I conducted a second round of user research, and these two women helped me identify the vibe I wanted the branding to achieve. Their openness and ability to find beauty and peace amidst a challenging situation was the inspiration for my visual design.
The board conveys an active, confident, and peaceful life. Overcoming challenges can lead to a greater appreciation for life–which is a hidden beauty, like this peacock feather, the flowers on a cactus, or the colorful inside of a geode. I wanted to bring this idea to the device's DNA.
Type and color studies
Purple is the color of the Epilepsy Foundation and thus helps to reinforce the connection to the medical community. I chose Arima Madurai as the logo font-face because of its friendly and fluid appearance, and Lora as the body font-face for its more traditional serif style for medical gravitas.

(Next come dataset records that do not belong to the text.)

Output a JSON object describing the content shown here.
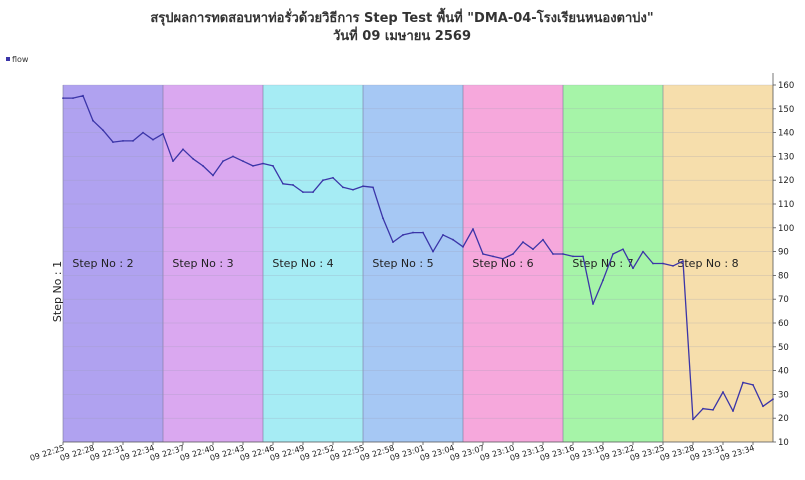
{
  "chart_data": {
    "type": "line",
    "title_line1": "สรุปผลการทดสอบหาท่อรั่วด้วยวิธีการ Step Test พื้นที่ \"DMA-04-โรงเรียนหนองตาบ่ง\"",
    "title_line2": "วันที่ 09 เมษายน 2569",
    "ylim": [
      10,
      160
    ],
    "y_ticks": [
      "10",
      "20",
      "30",
      "40",
      "50",
      "60",
      "70",
      "80",
      "90",
      "100",
      "110",
      "120",
      "130",
      "140",
      "150",
      "160"
    ],
    "y_tick_values": [
      10,
      20,
      30,
      40,
      50,
      60,
      70,
      80,
      90,
      100,
      110,
      120,
      130,
      140,
      150,
      160
    ],
    "grid": true,
    "legend": {
      "position": "top-left",
      "label": "flow",
      "color": "#3b35a8"
    },
    "x_ticks": [
      "09 22:25",
      "09 22:28",
      "09 22:31",
      "09 22:34",
      "09 22:37",
      "09 22:40",
      "09 22:43",
      "09 22:46",
      "09 22:49",
      "09 22:52",
      "09 22:55",
      "09 22:58",
      "09 23:01",
      "09 23:04",
      "09 23:07",
      "09 23:10",
      "09 23:13",
      "09 23:16",
      "09 23:19",
      "09 23:22",
      "09 23:25",
      "09 23:28",
      "09 23:31",
      "09 23:34"
    ],
    "x_start_minute": 0,
    "x_end_minute": 71,
    "series": [
      {
        "name": "flow",
        "color": "#3b35a8",
        "x": [
          0,
          1,
          2,
          3,
          4,
          5,
          6,
          7,
          8,
          9,
          10,
          11,
          12,
          13,
          14,
          15,
          16,
          17,
          18,
          19,
          20,
          21,
          22,
          23,
          24,
          25,
          26,
          27,
          28,
          29,
          30,
          31,
          32,
          33,
          34,
          35,
          36,
          37,
          38,
          39,
          40,
          41,
          42,
          43,
          44,
          45,
          46,
          47,
          48,
          49,
          50,
          51,
          52,
          53,
          54,
          55,
          56,
          57,
          58,
          59,
          60,
          61,
          62,
          63,
          64,
          65,
          66,
          67,
          68,
          69,
          70,
          71
        ],
        "values": [
          154.5,
          154.5,
          155.5,
          145,
          141,
          136,
          136.5,
          136.5,
          140,
          137,
          139.5,
          128,
          133,
          129,
          126,
          122,
          128,
          130,
          128,
          126,
          127,
          126,
          118.5,
          118,
          115,
          115,
          120,
          121,
          117,
          116,
          117.5,
          117,
          104,
          94,
          97,
          98,
          98,
          90,
          97,
          95,
          92,
          99.5,
          89,
          88,
          87,
          89,
          94,
          91,
          95,
          89,
          89,
          88,
          88,
          68,
          78,
          89,
          91,
          83,
          90,
          85,
          85,
          84,
          86,
          19.5,
          24,
          23.5,
          31,
          23,
          35,
          34,
          25,
          28
        ]
      }
    ],
    "steps": [
      {
        "label": "Step No : 1",
        "start": 0,
        "end": 0,
        "color": "#ffffff",
        "vertical": true
      },
      {
        "label": "Step No : 2",
        "start": 0,
        "end": 10,
        "color": "#b0a2f0"
      },
      {
        "label": "Step No : 3",
        "start": 10,
        "end": 20,
        "color": "#daa8f0"
      },
      {
        "label": "Step No : 4",
        "start": 20,
        "end": 30,
        "color": "#a6ecf4"
      },
      {
        "label": "Step No : 5",
        "start": 30,
        "end": 40,
        "color": "#a6c8f4"
      },
      {
        "label": "Step No : 6",
        "start": 40,
        "end": 50,
        "color": "#f6a8dc"
      },
      {
        "label": "Step No : 7",
        "start": 50,
        "end": 60,
        "color": "#a6f4a8"
      },
      {
        "label": "Step No : 8",
        "start": 60,
        "end": 71,
        "color": "#f6deac"
      }
    ]
  }
}
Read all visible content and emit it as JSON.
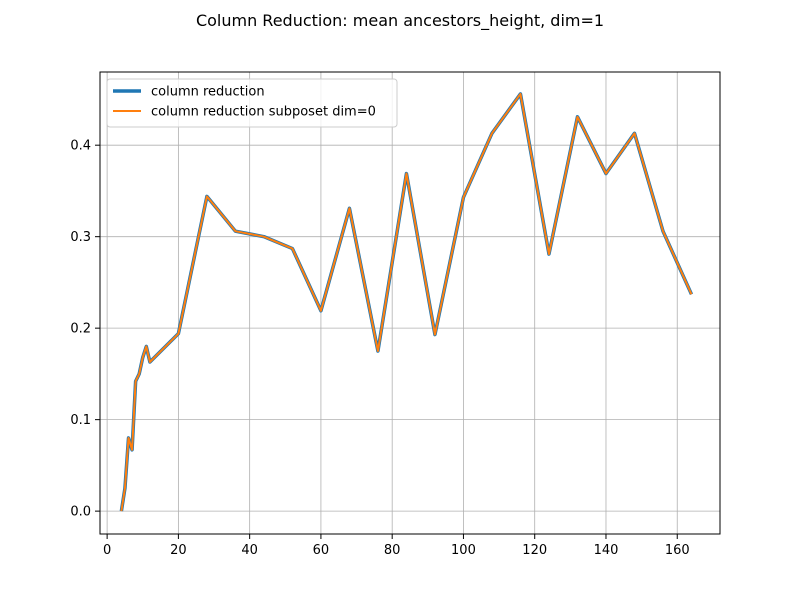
{
  "chart_data": {
    "type": "line",
    "title": "Column Reduction: mean ancestors_height, dim=1",
    "xlabel": "",
    "ylabel": "",
    "xlim": [
      -2,
      172
    ],
    "ylim": [
      -0.025,
      0.48
    ],
    "xticks": [
      0,
      20,
      40,
      60,
      80,
      100,
      120,
      140,
      160
    ],
    "yticks": [
      0.0,
      0.1,
      0.2,
      0.3,
      0.4
    ],
    "xtick_labels": [
      "0",
      "20",
      "40",
      "60",
      "80",
      "100",
      "120",
      "140",
      "160"
    ],
    "ytick_labels": [
      "0.0",
      "0.1",
      "0.2",
      "0.3",
      "0.4"
    ],
    "grid": true,
    "legend_position": "top-left",
    "x": [
      4,
      5,
      6,
      7,
      8,
      9,
      10,
      11,
      12,
      20,
      28,
      36,
      44,
      52,
      60,
      68,
      76,
      84,
      92,
      100,
      108,
      116,
      124,
      132,
      140,
      148,
      156,
      164
    ],
    "series": [
      {
        "name": "column reduction",
        "color": "#1f77b4",
        "values": [
          0.0,
          0.025,
          0.08,
          0.067,
          0.142,
          0.15,
          0.168,
          0.18,
          0.163,
          0.194,
          0.344,
          0.306,
          0.3,
          0.287,
          0.219,
          0.331,
          0.175,
          0.369,
          0.193,
          0.343,
          0.413,
          0.456,
          0.281,
          0.431,
          0.369,
          0.413,
          0.306,
          0.237
        ]
      },
      {
        "name": "column reduction subposet dim=0",
        "color": "#ff7f0e",
        "values": [
          0.0,
          0.025,
          0.08,
          0.067,
          0.142,
          0.15,
          0.168,
          0.18,
          0.163,
          0.194,
          0.344,
          0.306,
          0.3,
          0.287,
          0.219,
          0.331,
          0.175,
          0.369,
          0.193,
          0.343,
          0.413,
          0.456,
          0.281,
          0.431,
          0.369,
          0.413,
          0.306,
          0.237
        ]
      }
    ]
  }
}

The style guide portrays a simple, active and calm lifestyle.
Solution and Customer Journey
The Peek device tracks seizures outside of a hospital—using only two electrodes connected to a belt box that records neural activity. We built a working prototype of the device, and I designed the user experience of the device, mobile app, and website, as well as the branding.
An epilepsy patient orders the Peek device online through a desktop or mobile website.
The device arrives in a packaged cube. The patient applies the electrodes and snaps the wires to connect the electrodes to the recording box, which clips onto the patient's belt.
The patient wears the device for one month, maintaining their current lifestyle outside of the hospital.
After one month, the patient reviews their results through a mobile app and receives an updated personalized prescription.
Identifying business partners
Getting buy-in from doctors will be essential to the product's success. I used ArcGIS to find early partners to launch the MVP and collect feedback. Because epilepsy is not concentrated in a certain geographic location, I identified areas that were likely to have 1) more people, thus more people with epilepsy, and 2) overall higher spend on healthcare. I made the assumption that clinics in areas with these two characteristics might be more interested in working with us.
The Peek device is not yet on the market. Medical researchers at Yale are working on solidifying the electronics and battery design before it's ready to be worn by a patient for a month.